The Sony hack might be seen as just the latest aspect of a chal- lenged industry. There is too the ever-falling value of Hollywood stars — Morris’ clients — earning a fraction of their old fees. And, of course, the fact that Hollywood as a West Coast power center has come to seem so much lesser than Silicon Valley, 350 miles to the north. Much of Morris’ legal practice is now about surviving and trying to defend against the world of the Google goliath. Music dead, print dead, film and television the last hold out.
That is the tenor of most of Morris’ stories. The achievements of successful middle-aged men ought to be satisfying, but such satisfaction is everdimmed by a world that success does not alter, a world no longer impressed by such success, a world often conspiring against it — and finally, pulling intricate emotional chords, a world where success robs you of the right to express yourself (who really wants to listen).
The echoes here are of a former generation of American writers, John Cheever, John Updike, Raymond Carver. But, as it happens, fiction is now largely a form dominated by women readers and hence women’s stories. Or, it is too, in many of its recently celebrated instances, a form for exploring overlooked cultures — leaving, arguably, that middleaged, culturally undistinguished, American male as now the most overlooked.
Morris’ day job is representing writers and filmmakers, some of the most successful in the business. That job is most often seen as a dealmaker’s job. But in another sense it involves a larger notion of competing stories — and of whose story gets to be told. It is even possible to see the entire media world as a set of rear guard actions, if not head-to-head battles, as to whose version will be the dominant culture tale. Whose narrative is it? The tech narrative? The women’s narrative? The anti-one-percent narrative?
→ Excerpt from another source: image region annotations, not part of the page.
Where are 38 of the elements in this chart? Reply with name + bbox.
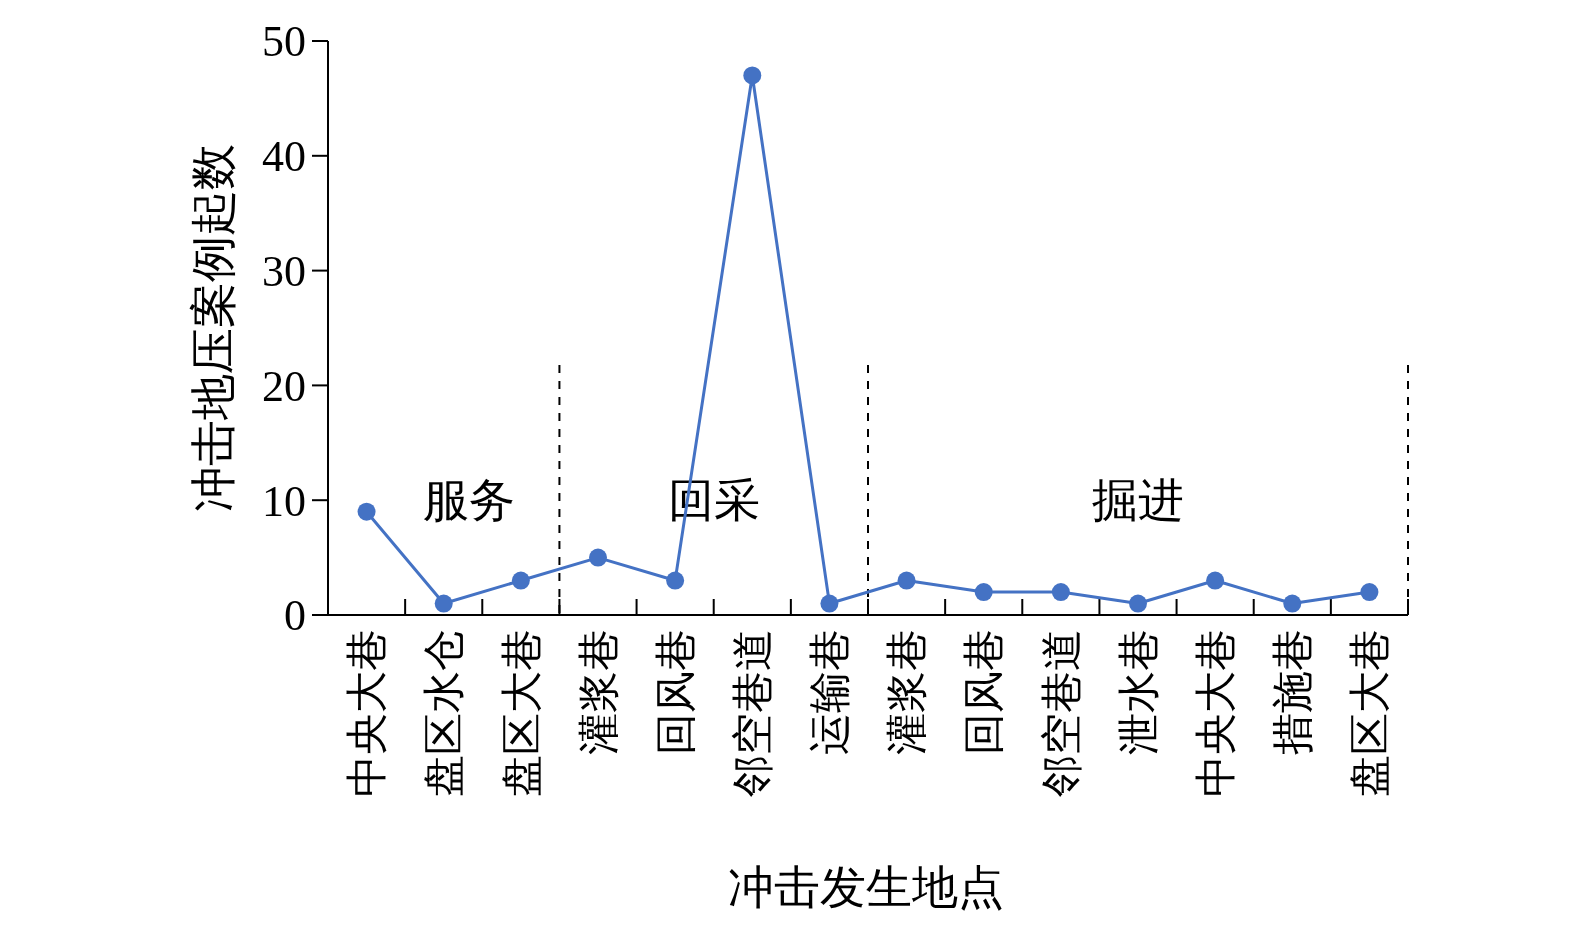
y-tick-label: 30 [262,247,306,296]
point [589,548,607,567]
point [357,502,376,521]
x-tick-label: 盘区水仓 [421,629,468,797]
y-tick-label: 20 [262,361,306,411]
point [820,594,839,613]
point [1051,583,1070,602]
x-tick-label: 盘区大巷 [498,629,545,797]
x-tick-label: 中央大巷 [344,629,391,797]
y-tick-label: 50 [262,17,306,67]
y-tick-label: 0 [284,591,306,641]
point [511,571,530,590]
point [743,66,762,85]
x-tick-label: 邻空巷道 [1038,629,1085,797]
point [434,594,453,613]
x-axis-title: 冲击发生地点 [728,862,1004,913]
x-tick-label: 灌浆巷 [575,629,622,755]
y-axis-title: 冲击地压案例起数 [188,144,240,512]
x-tick-label: 邻空巷道 [729,629,776,797]
point [1129,594,1147,613]
x-tick-label: 回风巷 [652,629,699,755]
annotation: 掘进 [1092,475,1184,527]
y-tick-label: 10 [262,476,306,526]
x-tick-label: 运输巷 [807,629,854,755]
point [1360,583,1379,602]
x-tick-label: 中央大巷 [1192,629,1239,797]
point [897,571,916,590]
annotation: 服务 [422,475,515,527]
x-tick-label: 灌浆巷 [884,629,931,755]
x-tick-label: 回风巷 [961,629,1008,755]
point [1283,594,1302,613]
x-tick-label: 泄水巷 [1115,629,1162,755]
point [666,571,685,590]
point [974,583,993,602]
x-tick-label: 盘区大巷 [1347,629,1394,797]
y-tick-label: 40 [262,132,306,182]
x-tick-label: 措施巷 [1269,629,1316,755]
point [1206,571,1225,590]
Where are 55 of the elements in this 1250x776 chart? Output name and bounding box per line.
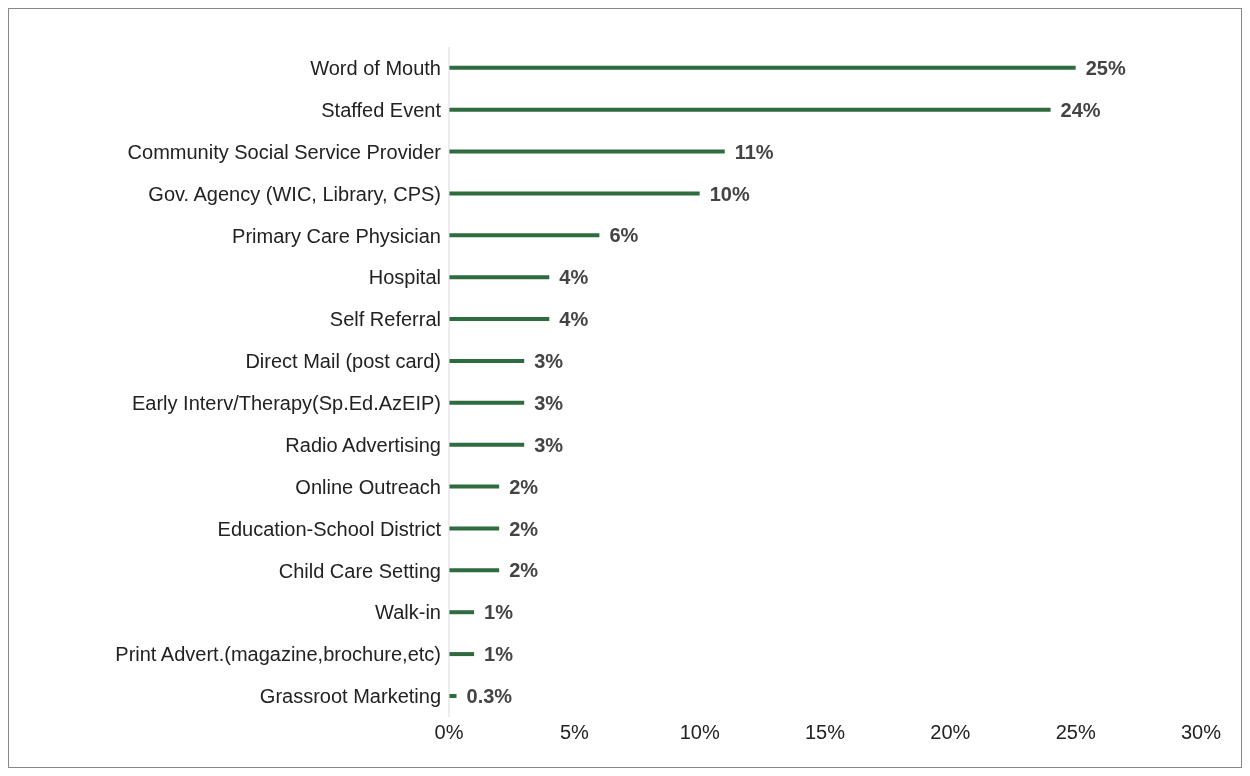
bar [449,233,600,238]
y-tick-label: Community Social Service Provider [127,140,442,163]
y-tick-label: Self Referral [329,308,441,331]
y-tick-label: Grassroot Marketing [259,685,441,708]
y-tick-label: Walk-in [375,601,441,624]
bar [449,693,457,698]
bar [449,526,500,531]
data-label: 4% [559,266,589,289]
bar [449,149,725,154]
data-label: 24% [1060,98,1101,121]
y-tick-label: Word of Mouth [310,57,441,80]
bar [449,107,1051,112]
data-label: 25% [1085,56,1126,79]
data-label: 3% [534,350,564,373]
bar [449,442,525,447]
bar [449,65,1076,70]
y-tick-label: Staffed Event [321,98,442,121]
bar [449,568,500,573]
y-tick-label: Online Outreach [295,475,441,498]
y-tick-label: Early Interv/Therapy(Sp.Ed.AzEIP) [131,392,441,415]
x-tick-label: 20% [930,721,971,744]
y-tick-label: Education-School District [217,517,442,540]
bar [449,191,700,196]
data-label: 11% [734,140,774,163]
data-label: 0.3% [466,685,513,708]
bar [449,317,550,322]
bar [449,652,475,657]
y-tick-label: Child Care Setting [278,559,441,582]
data-label: 2% [509,475,539,498]
bar [449,358,525,363]
x-tick-label: 5% [559,721,589,744]
y-tick-label: Primary Care Physician [232,224,441,247]
x-tick-label: 15% [804,721,846,744]
data-label: 3% [534,391,564,414]
data-label: 3% [534,433,564,456]
y-tick-label: Gov. Agency (WIC, Library, CPS) [148,182,441,205]
y-tick-label: Direct Mail (post card) [245,350,441,373]
y-tick-label: Print Advert.(magazine,brochure,etc) [115,643,441,666]
x-tick-label: 25% [1055,721,1096,744]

It is a hard war to fight — a battle of causes and self-interest and PR as much as storytelling art. Morris himself, understanding the brute power of dominant stories, seems to have retreated. The problems of working class sons from the ’60s and ’70s who have made it up to high professional status and top-notch cars, no matter the depth of their feeling, aren’t in today’s media world worth a hill of beans. Hence, Amazon. Or, put another way, Amazon is Morris’ quiet rebellion against the dominant story culture.
In some sense, Amazon’s selfpublishing program, prompting one of the greatest outpourings of unrewarded writing in history, suggests some terrible need to tell stories, and, perhaps, unmet story demand, and as well, just as print dies, a remarkable hunger to be published. There is some pathos here, this silent desperation to write what, in all but a few cases, will never be read.
In Morris’ case, with his own acute understanding of zeitgeist realities, he seemed compelled beyond career and even ego to write for no other reason than that he had something to say and, somehow, a preternatural ability to say it.
Amazon’s legion of self-published authors is perhaps just more evidence of our infinitely fractured culture. Too many stories is just another sign of a broken world.
But in another positive sense, Amazon has provided the wherewithal for us to know that a heretofore soulless person, a son-of-a-bitch lawyer, an emotionally impacted white man, worst of all, one without a genre, is home at night writing deathless prose that might make you weep.